Suffice to say, the company is well-diversified and this is a good sign for investors. Incomes are rising in Latin America so fewer people are living in poverty. This means there are many more valuable advertising targets in these areas. Grupo Televisa will benefit greatly from these changes.

Cemex

There is a good chance that you’ve heard of Cemex. The construction materials company has a market value of more than $9 billion. They’re a powerhouse in this area. The company primarily produces cement so that created problems for them during the 2008 financial crisis. As a result, the company has hit hard and it experienced several bad years. From 2007 to 2011, the company’s stock price has dropped nearly $28. However, there is a chance that things are going to turn around. There is likely light at the end of the tunnel and investors will want to look at Cemex.

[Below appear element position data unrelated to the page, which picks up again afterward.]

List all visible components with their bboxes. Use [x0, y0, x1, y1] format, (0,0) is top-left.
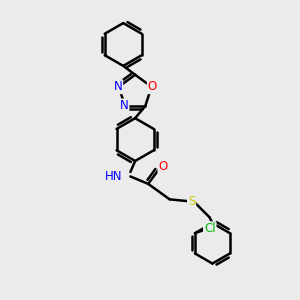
- Text: Cl: Cl: [204, 222, 216, 235]
- Text: O: O: [148, 80, 157, 93]
- Text: N: N: [113, 80, 122, 93]
- Text: N: N: [120, 100, 128, 112]
- Text: HN: HN: [105, 170, 122, 183]
- Text: S: S: [188, 195, 195, 208]
- Text: O: O: [158, 160, 168, 172]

This is a risky investment but it could pay off dividends in the long run.

Vale

Brazil has gone through tough times but it seems things are changing. If you’re willing to invest in the Brazilian economy, you should look no further than the mining company Vale. This mining juggernaut has not slowed down in the least. It is one of the world’s biggest mining companies. And, it produces more nickel and iron ore than anyone else. Throw in the fact that the company operates one of the largest logistics operations and you’ve got a winner on your hands. However, you need to remember that this company relies heavily on commodities.

Therefore, there is plenty of volatility to be concerned about. If you’re going to throw some money at Vale, it is pertinent to do so cautiously. Make sure that you consider the risks before buying shares or you may end up regretting it.